Por fim, a própria ciência moderna reconhece a importância precedente de modelos teóricos para interpretar dados empíricos. Nesse sentido Frederick Suppe fornece um profícuo panorama de como aconteceram mudanças no pensamento científico moderno recente.[32] De 1920 a 1950 a teoria científica foi dominada em grande escala pelo positivismo lógico e pela análise empírica, que repudiava os anúncios em prol de verdadeira teoria científica; hipóteses científicas eram vistas como aproveitáveis apenas para predizer fenômenos observáveis.
Então, entre 1950 e 1970, quando a teoria científica ainda não fora declarada explanatória e definitiva, apenas histórica e relativa em sentido cultural, as cosmovisões científicas abrangentes emergiram por meio das cosmologias de filósofos da ciência influentes como Thomas Kuhn, Paul Feyerabend e Stephen Toulmin. Foi entre 1970 e 1977, no entanto, na chamada era do “realismo crítico-histórico”, que as alegações científicas tornaram-se mais dogmáticas.

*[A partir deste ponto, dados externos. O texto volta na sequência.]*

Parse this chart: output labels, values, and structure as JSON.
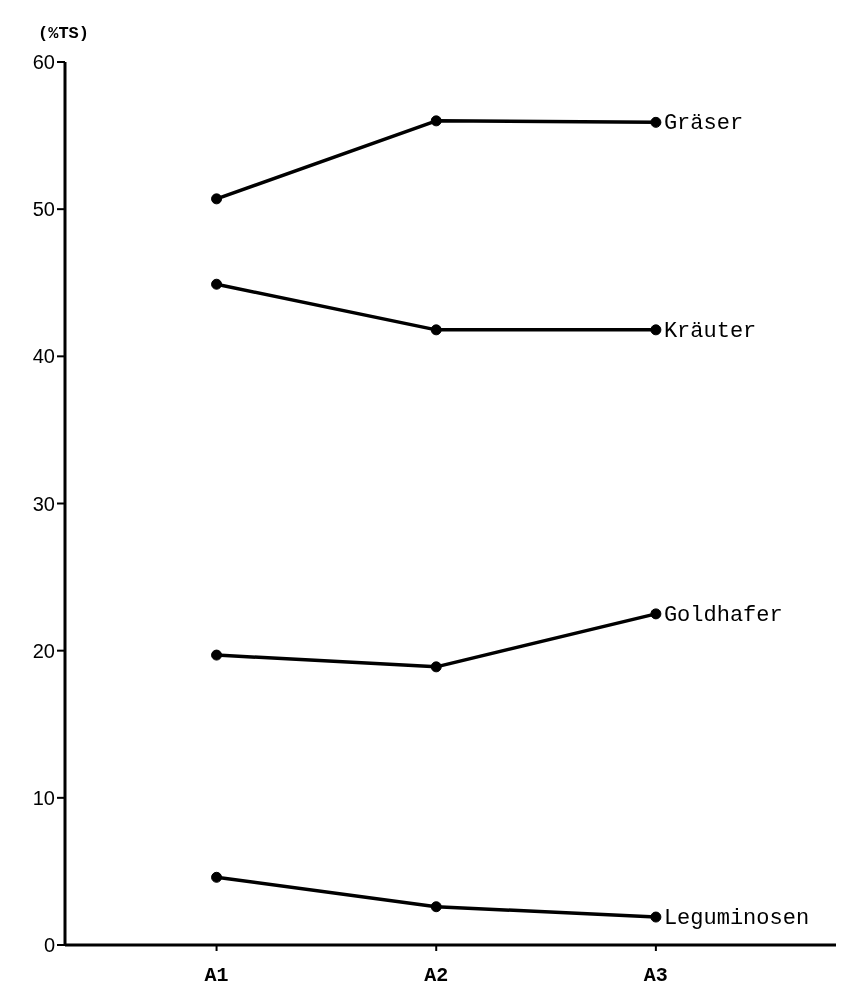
{
  "chart_data": {
    "type": "line",
    "ylabel": "(%TS)",
    "categories": [
      "A1",
      "A2",
      "A3"
    ],
    "series": [
      {
        "name": "Gräser",
        "color": "#000000",
        "values": [
          50.7,
          56.0,
          55.9
        ]
      },
      {
        "name": "Kräuter",
        "color": "#000000",
        "values": [
          44.9,
          41.8,
          41.8
        ]
      },
      {
        "name": "Goldhafer",
        "color": "#000000",
        "values": [
          19.7,
          18.9,
          22.5
        ]
      },
      {
        "name": "Leguminosen",
        "color": "#000000",
        "values": [
          4.6,
          2.6,
          1.9
        ]
      }
    ],
    "ylim": [
      0,
      60
    ],
    "yticks": [
      0,
      10,
      20,
      30,
      40,
      50,
      60
    ],
    "grid": false,
    "marker": "circle",
    "line_style": "solid"
  }
}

Os cosmólogos falaram com mais confiança sobre entidades transcendentes não observáveis; além disso, alegaram maiores poderes explanatórios, e perseguiram possibilidades de reafirmar a verdadeira teoria científica. Na presente década, entretanto, as perspectivas de cosmovisão mais uma vez se tornam sociológica e historicamente orientadas. A teoria científica agora emprega modelos conjecturais e invoca com generosidade a analogia e a metáfora, embora a possibilidade de falsificação empírica seja admitida e aceita como característica da autêntica ciência empírica.
Ao lado dessas perspectivas científicas mutantes, William A. Rottschaefer monitora um movimento paralelo de pontos de vista religiosos.[33] Ele relaciona a investigação empírica com o realismo crítico, isto é, com a tese de que a experimentação — seja naturalista ou teísta — produz entendimentos cognitivos e crescente poder explanatório.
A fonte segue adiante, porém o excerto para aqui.